Technical Interview

Nov 7th, 2010 | By | Category: abundance, aptitude, Career advice, interview, personality, skills, strategy, tactics

A turtle only makes progress when he sticks his neck out.

I used to believe there were magic interview words and phases like Ali Baba used to open the magical cave and gain access to the treasure it protected. I read a lot of books and articles on successful interviewing techniques, and never found any real magic words. In my senior year in college there were numerous discussions on interviewing techniques and how to respond to technical questions. That was almost 40 years ago, and over that time the basic interview questions have not changed much. When I help clients develop strategies on answering interview questions, it is very reminiscent of when I was looking for an entry-level job. Even the “trick questions” are very similar.

In my opinion, if you make it to the interview stage your technical credentials were judged to be appropriate for the job. When I worked for the federal government they would form rating panels to evaluate applicant’s resumes and applications for adherence to the posted job requirements. For example, if the job required an attorney, accountant, engineer, etc. The panel would look at each application to determine if they had the proper training and credentials. The panel would then rank the applicants based on how well each met the job requirements, and, usually, the top 5 were interviewed. It is important to keep in mind that while your resume and application states you are qualified for the position; many interviewers will still test you on your experience and expertise.
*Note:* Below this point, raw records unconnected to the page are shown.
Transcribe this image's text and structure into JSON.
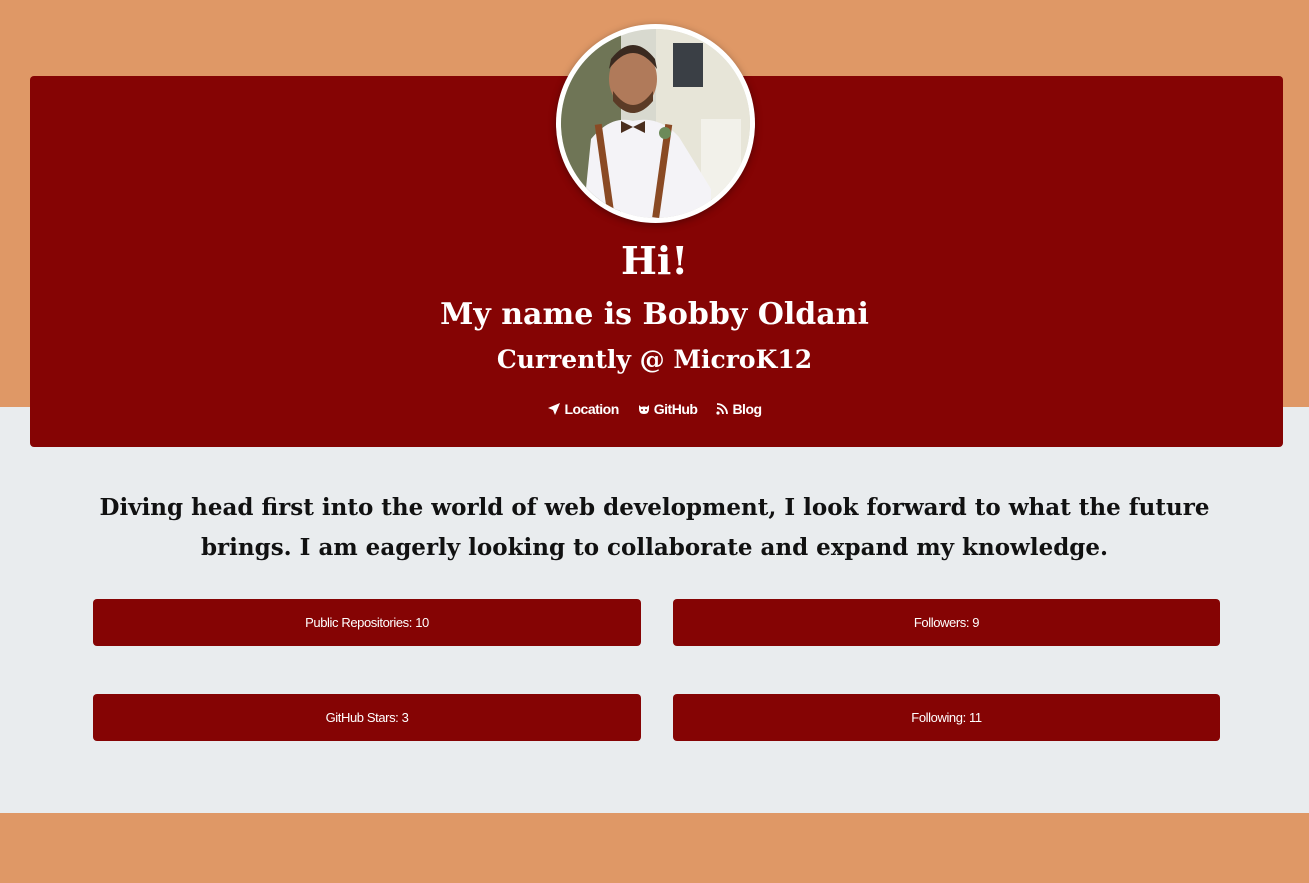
{
  "header": {
    "greeting": "Hi!",
    "name_line": "My name is Bobby Oldani",
    "company_line": "Currently @ MicroK12",
    "links": [
      {
        "label": "Location",
        "icon": "location-arrow-icon"
      },
      {
        "label": "GitHub",
        "icon": "github-icon"
      },
      {
        "label": "Blog",
        "icon": "rss-icon"
      }
    ]
  },
  "bio": {
    "line1": "Diving head first into the world of web development, I look forward to what the future",
    "line2": "brings. I am eagerly looking to collaborate and expand my knowledge."
  },
  "stats": {
    "repos": "Public Repositories: 10",
    "followers": "Followers: 9",
    "stars": "GitHub Stars: 3",
    "following": "Following: 11"
  },
  "colors": {
    "accent_band": "#df9866",
    "card": "#850404",
    "page_background": "#e9ecee",
    "text_light": "#ffffff"
  }
}
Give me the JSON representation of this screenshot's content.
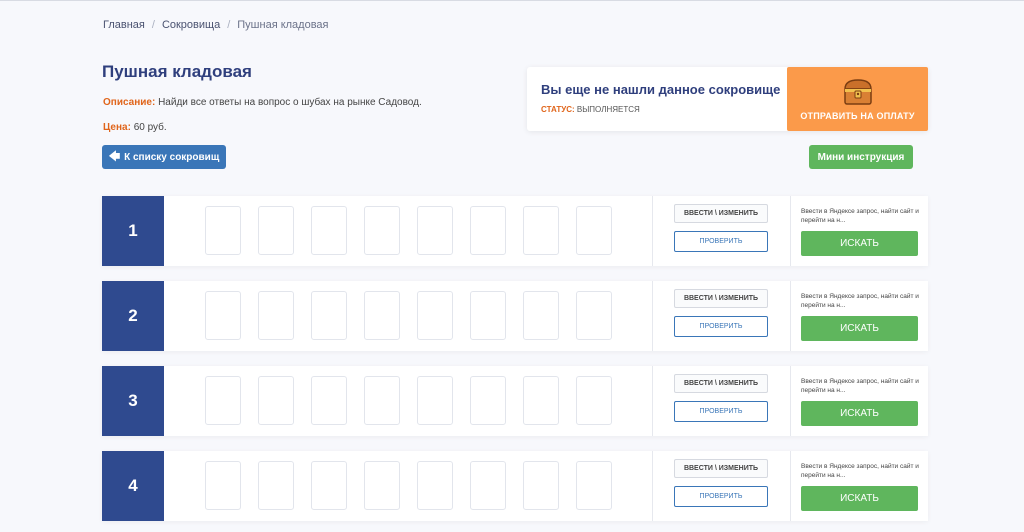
{
  "breadcrumb": {
    "home": "Главная",
    "section": "Сокровища",
    "current": "Пушная кладовая",
    "separator": "/"
  },
  "page": {
    "title": "Пушная кладовая",
    "description_label": "Описание:",
    "description_text": "Найди все ответы на вопрос о шубах на рынке Садовод.",
    "price_label": "Цена:",
    "price_value": "60 руб."
  },
  "buttons": {
    "back": "К списку сокровищ",
    "back_icon": "arrow-left-icon",
    "mini": "Мини инструкция"
  },
  "status_card": {
    "title": "Вы еще не нашли данное сокровище",
    "status_label": "СТАТУС:",
    "status_value": "ВЫПОЛНЯЕТСЯ",
    "pay_label": "ОТПРАВИТЬ НА ОПЛАТУ",
    "pay_icon": "treasure-chest-icon"
  },
  "rows": [
    {
      "number": "1",
      "enter_label": "ВВЕСТИ \\ ИЗМЕНИТЬ",
      "check_label": "ПРОВЕРИТЬ",
      "hint": "Ввести в Яндексе запрос, найти сайт и перейти на н...",
      "search_label": "ИСКАТЬ"
    },
    {
      "number": "2",
      "enter_label": "ВВЕСТИ \\ ИЗМЕНИТЬ",
      "check_label": "ПРОВЕРИТЬ",
      "hint": "Ввести в Яндексе запрос, найти сайт и перейти на н...",
      "search_label": "ИСКАТЬ"
    },
    {
      "number": "3",
      "enter_label": "ВВЕСТИ \\ ИЗМЕНИТЬ",
      "check_label": "ПРОВЕРИТЬ",
      "hint": "Ввести в Яндексе запрос, найти сайт и перейти на н...",
      "search_label": "ИСКАТЬ"
    },
    {
      "number": "4",
      "enter_label": "ВВЕСТИ \\ ИЗМЕНИТЬ",
      "check_label": "ПРОВЕРИТЬ",
      "hint": "Ввести в Яндексе запрос, найти сайт и перейти на н...",
      "search_label": "ИСКАТЬ"
    }
  ],
  "colors": {
    "primary_blue": "#3a76b8",
    "number_block": "#2f4a8f",
    "green": "#5fb65d",
    "orange": "#fb9a4a",
    "accent_orange": "#e0651b"
  }
}
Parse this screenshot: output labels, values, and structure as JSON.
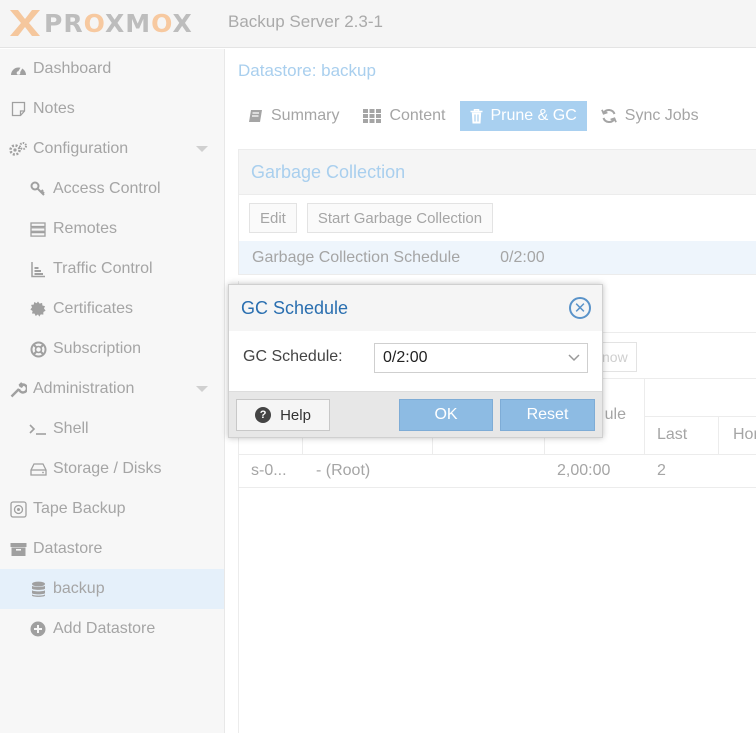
{
  "header": {
    "logo_text": "PROXMOX",
    "version": "Backup Server 2.3-1"
  },
  "sidebar": {
    "items": [
      {
        "label": "Dashboard",
        "icon": "dashboard-icon"
      },
      {
        "label": "Notes",
        "icon": "notes-icon"
      },
      {
        "label": "Configuration",
        "icon": "gears-icon",
        "expanded": true
      },
      {
        "label": "Access Control",
        "icon": "key-icon"
      },
      {
        "label": "Remotes",
        "icon": "server-icon"
      },
      {
        "label": "Traffic Control",
        "icon": "traffic-icon"
      },
      {
        "label": "Certificates",
        "icon": "certificate-icon"
      },
      {
        "label": "Subscription",
        "icon": "lifebuoy-icon"
      },
      {
        "label": "Administration",
        "icon": "wrench-icon",
        "expanded": true
      },
      {
        "label": "Shell",
        "icon": "terminal-icon"
      },
      {
        "label": "Storage / Disks",
        "icon": "hdd-icon"
      },
      {
        "label": "Tape Backup",
        "icon": "tape-icon"
      },
      {
        "label": "Datastore",
        "icon": "archive-icon"
      },
      {
        "label": "backup",
        "icon": "database-icon",
        "active": true
      },
      {
        "label": "Add Datastore",
        "icon": "plus-circle-icon"
      }
    ]
  },
  "main": {
    "title": "Datastore: backup",
    "tabs": [
      {
        "label": "Summary",
        "icon": "book-icon"
      },
      {
        "label": "Content",
        "icon": "grid-icon"
      },
      {
        "label": "Prune & GC",
        "icon": "trash-icon",
        "active": true
      },
      {
        "label": "Sync Jobs",
        "icon": "refresh-icon"
      }
    ],
    "gc": {
      "title": "Garbage Collection",
      "edit_label": "Edit",
      "start_label": "Start Garbage Collection",
      "schedule_key": "Garbage Collection Schedule",
      "schedule_value": "0/2:00"
    },
    "prune": {
      "run_now_label": "now",
      "col_schedule_fragment": "ule",
      "col_last": "Last",
      "col_ho": "Hor",
      "row": {
        "id": "s-0...",
        "namespace": "- (Root)",
        "schedule": "2,00:00",
        "last": "2"
      }
    }
  },
  "dialog": {
    "title": "GC Schedule",
    "field_label": "GC Schedule:",
    "field_value": "0/2:00",
    "help_label": "Help",
    "ok_label": "OK",
    "reset_label": "Reset"
  },
  "colors": {
    "accent": "#2a6fb0",
    "active_tab": "#a9d0f0",
    "primary_button": "#8dbbe3",
    "brand_orange": "#e57000"
  }
}
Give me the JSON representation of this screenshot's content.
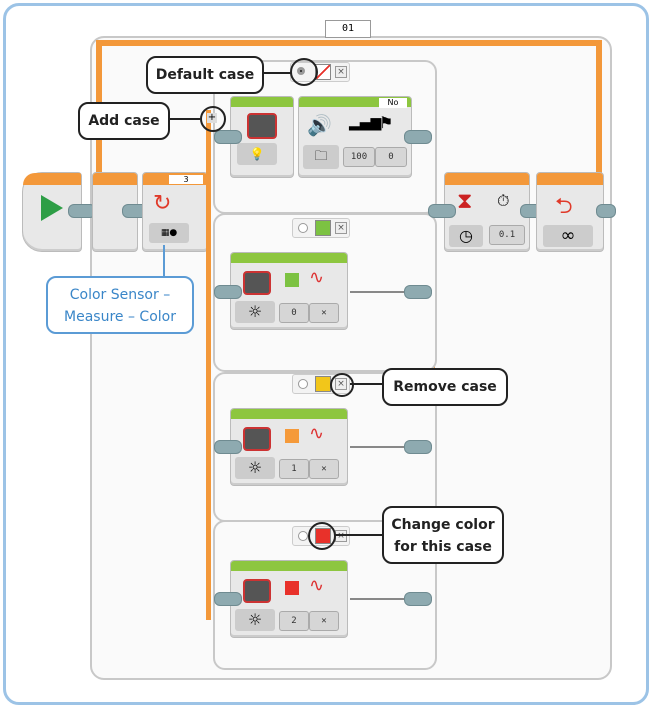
{
  "loop": {
    "label": "01",
    "mode_icon": "infinity-icon",
    "count_display": "3"
  },
  "callouts": {
    "default_case": "Default case",
    "add_case": "Add case",
    "remove_case": "Remove case",
    "change_color": "Change color for this case",
    "color_sensor": "Color Sensor – Measure – Color"
  },
  "cases": [
    {
      "color": "none",
      "block1_icon": "lightbulb-icon",
      "sound": {
        "volume": "100",
        "play_type": "0",
        "wait": "No"
      }
    },
    {
      "color": "#7cc242",
      "value": "0"
    },
    {
      "color": "#f2c61a",
      "value": "1"
    },
    {
      "color": "#e8312a",
      "value": "2"
    }
  ],
  "wait": {
    "seconds": "0.1"
  },
  "colors": {
    "accent_orange": "#f3983a",
    "block_green": "#8dc63f",
    "callout_blue": "#5b9bd5"
  }
}
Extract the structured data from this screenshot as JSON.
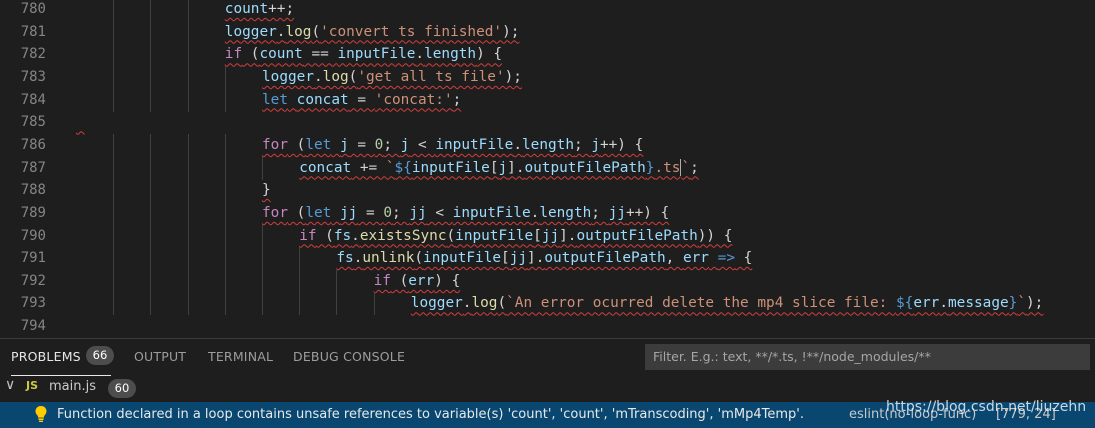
{
  "editor": {
    "lines": [
      {
        "n": "780",
        "indent": 4,
        "tokens": [
          [
            "vr",
            "count"
          ],
          [
            "op",
            "++;"
          ]
        ]
      },
      {
        "n": "781",
        "indent": 4,
        "tokens": [
          [
            "vr",
            "logger"
          ],
          [
            "op",
            "."
          ],
          [
            "fn",
            "log"
          ],
          [
            "op",
            "("
          ],
          [
            "str",
            "'convert ts finished'"
          ],
          [
            "op",
            ");"
          ]
        ]
      },
      {
        "n": "782",
        "indent": 4,
        "tokens": [
          [
            "kw",
            "if"
          ],
          [
            "op",
            " ("
          ],
          [
            "vr",
            "count"
          ],
          [
            "op",
            " == "
          ],
          [
            "vr",
            "inputFile"
          ],
          [
            "op",
            "."
          ],
          [
            "vr",
            "length"
          ],
          [
            "op",
            ") {"
          ]
        ]
      },
      {
        "n": "783",
        "indent": 5,
        "tokens": [
          [
            "vr",
            "logger"
          ],
          [
            "op",
            "."
          ],
          [
            "fn",
            "log"
          ],
          [
            "op",
            "("
          ],
          [
            "str",
            "'get all ts file'"
          ],
          [
            "op",
            ");"
          ]
        ]
      },
      {
        "n": "784",
        "indent": 5,
        "tokens": [
          [
            "st",
            "let"
          ],
          [
            "op",
            " "
          ],
          [
            "vr",
            "concat"
          ],
          [
            "op",
            " = "
          ],
          [
            "str",
            "'concat:'"
          ],
          [
            "op",
            ";"
          ]
        ]
      },
      {
        "n": "785",
        "indent": 0,
        "tokens": [
          [
            "op",
            " "
          ]
        ]
      },
      {
        "n": "786",
        "indent": 5,
        "tokens": [
          [
            "kw",
            "for"
          ],
          [
            "op",
            " ("
          ],
          [
            "st",
            "let"
          ],
          [
            "op",
            " "
          ],
          [
            "vr",
            "j"
          ],
          [
            "op",
            " = "
          ],
          [
            "num",
            "0"
          ],
          [
            "op",
            "; "
          ],
          [
            "vr",
            "j"
          ],
          [
            "op",
            " < "
          ],
          [
            "vr",
            "inputFile"
          ],
          [
            "op",
            "."
          ],
          [
            "vr",
            "length"
          ],
          [
            "op",
            "; "
          ],
          [
            "vr",
            "j"
          ],
          [
            "op",
            "++) {"
          ]
        ]
      },
      {
        "n": "787",
        "indent": 6,
        "tokens": [
          [
            "vr",
            "concat"
          ],
          [
            "op",
            " += "
          ],
          [
            "str",
            "`"
          ],
          [
            "st",
            "${"
          ],
          [
            "vr",
            "inputFile"
          ],
          [
            "op",
            "["
          ],
          [
            "vr",
            "j"
          ],
          [
            "op",
            "]."
          ],
          [
            "vr",
            "outputFilePath"
          ],
          [
            "st",
            "}"
          ],
          [
            "str",
            ".ts"
          ],
          [
            "cur",
            ""
          ],
          [
            "str",
            "`"
          ],
          [
            "op",
            ";"
          ]
        ]
      },
      {
        "n": "788",
        "indent": 5,
        "tokens": [
          [
            "op",
            "}"
          ]
        ]
      },
      {
        "n": "789",
        "indent": 5,
        "tokens": [
          [
            "kw",
            "for"
          ],
          [
            "op",
            " ("
          ],
          [
            "st",
            "let"
          ],
          [
            "op",
            " "
          ],
          [
            "vr",
            "jj"
          ],
          [
            "op",
            " = "
          ],
          [
            "num",
            "0"
          ],
          [
            "op",
            "; "
          ],
          [
            "vr",
            "jj"
          ],
          [
            "op",
            " < "
          ],
          [
            "vr",
            "inputFile"
          ],
          [
            "op",
            "."
          ],
          [
            "vr",
            "length"
          ],
          [
            "op",
            "; "
          ],
          [
            "vr",
            "jj"
          ],
          [
            "op",
            "++) {"
          ]
        ]
      },
      {
        "n": "790",
        "indent": 6,
        "tokens": [
          [
            "kw",
            "if"
          ],
          [
            "op",
            " ("
          ],
          [
            "vr",
            "fs"
          ],
          [
            "op",
            "."
          ],
          [
            "fn",
            "existsSync"
          ],
          [
            "op",
            "("
          ],
          [
            "vr",
            "inputFile"
          ],
          [
            "op",
            "["
          ],
          [
            "vr",
            "jj"
          ],
          [
            "op",
            "]."
          ],
          [
            "vr",
            "outputFilePath"
          ],
          [
            "op",
            ")) {"
          ]
        ]
      },
      {
        "n": "791",
        "indent": 7,
        "tokens": [
          [
            "vr",
            "fs"
          ],
          [
            "op",
            "."
          ],
          [
            "fn",
            "unlink"
          ],
          [
            "op",
            "("
          ],
          [
            "vr",
            "inputFile"
          ],
          [
            "op",
            "["
          ],
          [
            "vr",
            "jj"
          ],
          [
            "op",
            "]."
          ],
          [
            "vr",
            "outputFilePath"
          ],
          [
            "op",
            ", "
          ],
          [
            "vr",
            "err"
          ],
          [
            "op",
            " "
          ],
          [
            "st",
            "=>"
          ],
          [
            "op",
            " {"
          ]
        ]
      },
      {
        "n": "792",
        "indent": 8,
        "tokens": [
          [
            "kw",
            "if"
          ],
          [
            "op",
            " ("
          ],
          [
            "vr",
            "err"
          ],
          [
            "op",
            ") {"
          ]
        ]
      },
      {
        "n": "793",
        "indent": 9,
        "tokens": [
          [
            "vr",
            "logger"
          ],
          [
            "op",
            "."
          ],
          [
            "fn",
            "log"
          ],
          [
            "op",
            "("
          ],
          [
            "str",
            "`An error ocurred delete the mp4 slice file: "
          ],
          [
            "st",
            "${"
          ],
          [
            "vr",
            "err"
          ],
          [
            "op",
            "."
          ],
          [
            "vr",
            "message"
          ],
          [
            "st",
            "}"
          ],
          [
            "str",
            "`"
          ],
          [
            "op",
            ");"
          ]
        ]
      },
      {
        "n": "794",
        "indent": 0,
        "tokens": []
      }
    ]
  },
  "panel": {
    "tabs": {
      "problems": "PROBLEMS",
      "problems_count": "66",
      "output": "OUTPUT",
      "terminal": "TERMINAL",
      "debug_console": "DEBUG CONSOLE"
    },
    "filter_placeholder": "Filter. E.g.: text, **/*.ts, !**/node_modules/**",
    "file": {
      "chevron": "∨",
      "lang_badge": "JS",
      "name": "main.js",
      "count": "60"
    },
    "problem": {
      "icon": "lightbulb-icon",
      "message": "Function declared in a loop contains unsafe references to variable(s) 'count', 'count', 'mTranscoding', 'mMp4Temp'.",
      "source": "eslint(no-loop-func)",
      "position": "[779, 24]"
    },
    "watermark": "https://blog.csdn.net/liuzehn"
  }
}
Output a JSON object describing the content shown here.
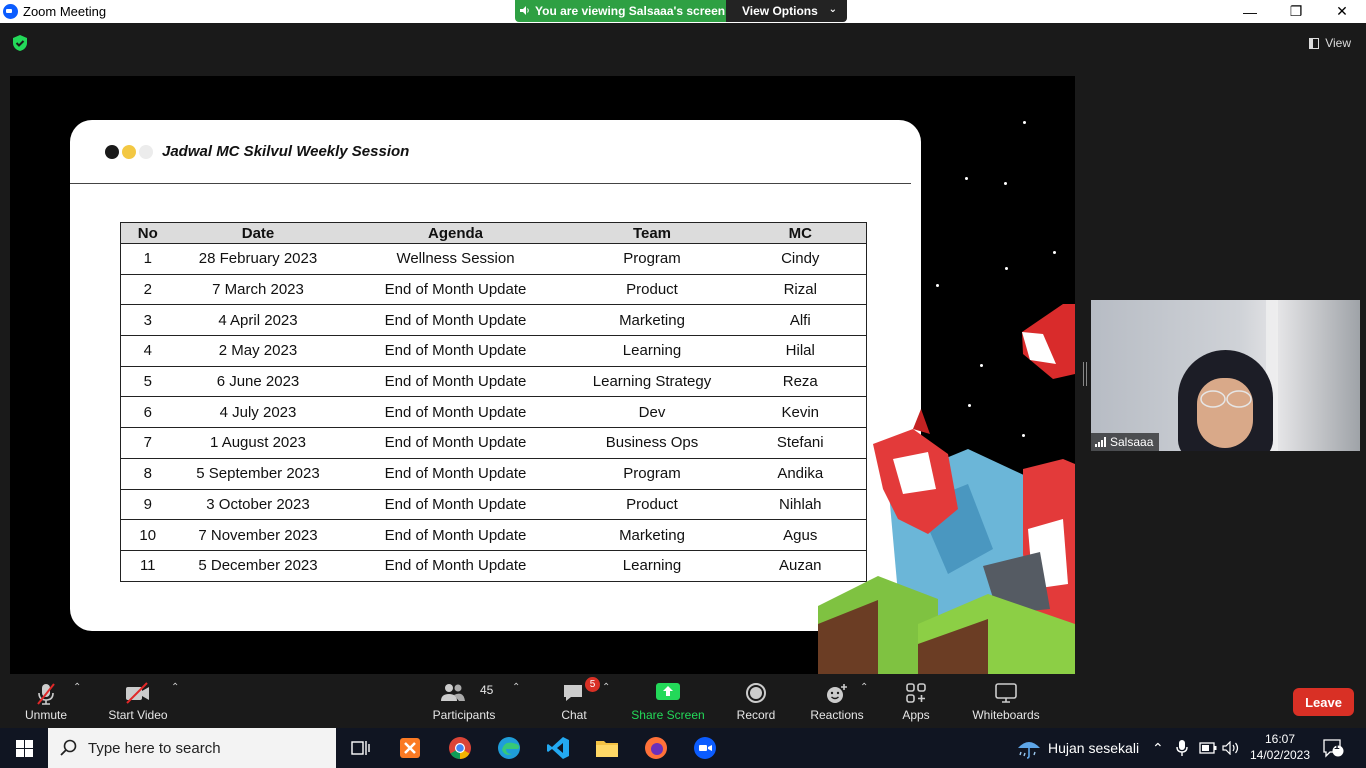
{
  "window": {
    "title": "Zoom Meeting"
  },
  "banner": {
    "viewing": "You are viewing Salsaaa's screen",
    "view_options": "View Options"
  },
  "top": {
    "view_label": "View"
  },
  "slide": {
    "title": "Jadwal MC Skilvul Weekly Session",
    "dot_colors": [
      "#1a1a1a",
      "#f3c843",
      "#ececec"
    ],
    "headers": [
      "No",
      "Date",
      "Agenda",
      "Team",
      "MC"
    ],
    "rows": [
      [
        "1",
        "28 February 2023",
        "Wellness Session",
        "Program",
        "Cindy"
      ],
      [
        "2",
        "7 March 2023",
        "End of Month Update",
        "Product",
        "Rizal"
      ],
      [
        "3",
        "4 April 2023",
        "End of Month Update",
        "Marketing",
        "Alfi"
      ],
      [
        "4",
        "2 May 2023",
        "End of Month Update",
        "Learning",
        "Hilal"
      ],
      [
        "5",
        "6 June 2023",
        "End of Month Update",
        "Learning Strategy",
        "Reza"
      ],
      [
        "6",
        "4 July 2023",
        "End of Month Update",
        "Dev",
        "Kevin"
      ],
      [
        "7",
        "1 August 2023",
        "End of Month Update",
        "Business Ops",
        "Stefani"
      ],
      [
        "8",
        "5 September 2023",
        "End of Month Update",
        "Program",
        "Andika"
      ],
      [
        "9",
        "3 October 2023",
        "End of Month Update",
        "Product",
        "Nihlah"
      ],
      [
        "10",
        "7 November 2023",
        "End of Month Update",
        "Marketing",
        "Agus"
      ],
      [
        "11",
        "5 December 2023",
        "End of Month Update",
        "Learning",
        "Auzan"
      ]
    ]
  },
  "video": {
    "participant_name": "Salsaaa"
  },
  "toolbar": {
    "unmute": "Unmute",
    "start_video": "Start Video",
    "participants": "Participants",
    "participants_count": "45",
    "chat": "Chat",
    "chat_badge": "5",
    "share_screen": "Share Screen",
    "record": "Record",
    "reactions": "Reactions",
    "apps": "Apps",
    "whiteboards": "Whiteboards",
    "leave": "Leave",
    "share_color": "#23d959",
    "leave_color": "#d93025"
  },
  "taskbar": {
    "search_placeholder": "Type here to search",
    "weather": "Hujan sesekali",
    "time": "16:07",
    "date": "14/02/2023",
    "notification_count": "1"
  }
}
When I was searching for my first job as an entry-level engineer a company that designed and built equipment used in oil exploration interviewed me. This was in the 70s, and much like recently, energy was a hot career field. I think the personality part of the interview went well. Then in the afternoon, two senior staff engineers took me to the engineering department to show me around and continue the interview. One asked me to go to the board and draw a design for a simple electronic circuit. Instead of asking for some clarification, on what he wanted, I assumed that expected me to design a working circuit with all the components. So I said that I would need a manual. Shaking his head, he went to the board and drew a block diagram, which I could have easily done. I did not get the job. This incident still haunts me, but it taught me a few things about knowledge-based interviews.
1) Take your time and don’t panic when asked a question that you are not sure how to answer. Sometimes a few deep breaths will clear your head and give time to think.
2) Ensure that you understand the question, and the detail that is expectd. Rephrase the question in your own words. Some applicants use this opportunity to change the question to something they know. (Sometimes it works and sometimes it doesn’t) If you don’t know the exact answer, asking questions may demonstrate you know something about the subject.
3) If you really don’t know don’t try to bluff, especially on technical questions. The interviewer is most likely knowledgeable if he asked the question.
4) Although you may not know the answer off the top of your head, you may say that you remember studying the subject, and could readily find the answer in your textbook, or notes. Perhaps even offer to send an email with your answer the next day. If he accepts be sure to follow though.
5) If the interviewer is interested in the technical aspects of the job, doing research prior to the interview will enable you to discuss projects that are being considered or underway. Researching companies on the Internet is quick and easy, and makes you appear much more prepared.
6) Study the acronyms and buzzwords associated with the area you are interviewing. Many times the interviewer will use buzzwords or acronyms and not know the meaning. So it may be awkward if you have to ask for a definition. I do not recommend using buzzwords during an interview, but if you do be sure you know the correct meaning.
7) Research the latest developments in your field. An interviewer will often mention the latest developments to see how closely you follow your career field. Whether you know something about the subject or not, you may add some information or ask questions to keep the conversation going, but do not go deeper than the interviewer.
8) Be sure to let the interviewer lead the discussion. Often in technical discussions the applicant tries to capture the conversation when it is about something they know. Answer the questions and contribute to the conversation, but let the interviewer maintain control.
9) Stick to the facts in technical interviews and avoid giving opinions unless you are asked. I sat in on an attorney interview when there was a high profile trial in the news. Naturally the topic came up, and the applicant instead of following the interviewers lead, started giving his personal opinion. That did not go over well with the interviewer who was also a law professor.
10) I do not recommend making excuses if you do not know the answer to a technical question. Again you may tell the interviewer you will be happy to find the answer and send it in e-mail. You can say that you remember studying the topic, but you cannot recall the answer right now. But do not make excuses. I have interviewed applicants who blame their professors and schools for not covering a topic or subject. This is the same thing as saying you do not have a good education.

Although properly displaying your knowledge during technical interviews is important, your personality, and how you handle challenging questions is even more critical. Your credentials demonstrate that you are capable of learning the technical aspects of the job, and it is up to you to convince the interviewer that you will put forth the necessary effort to do so.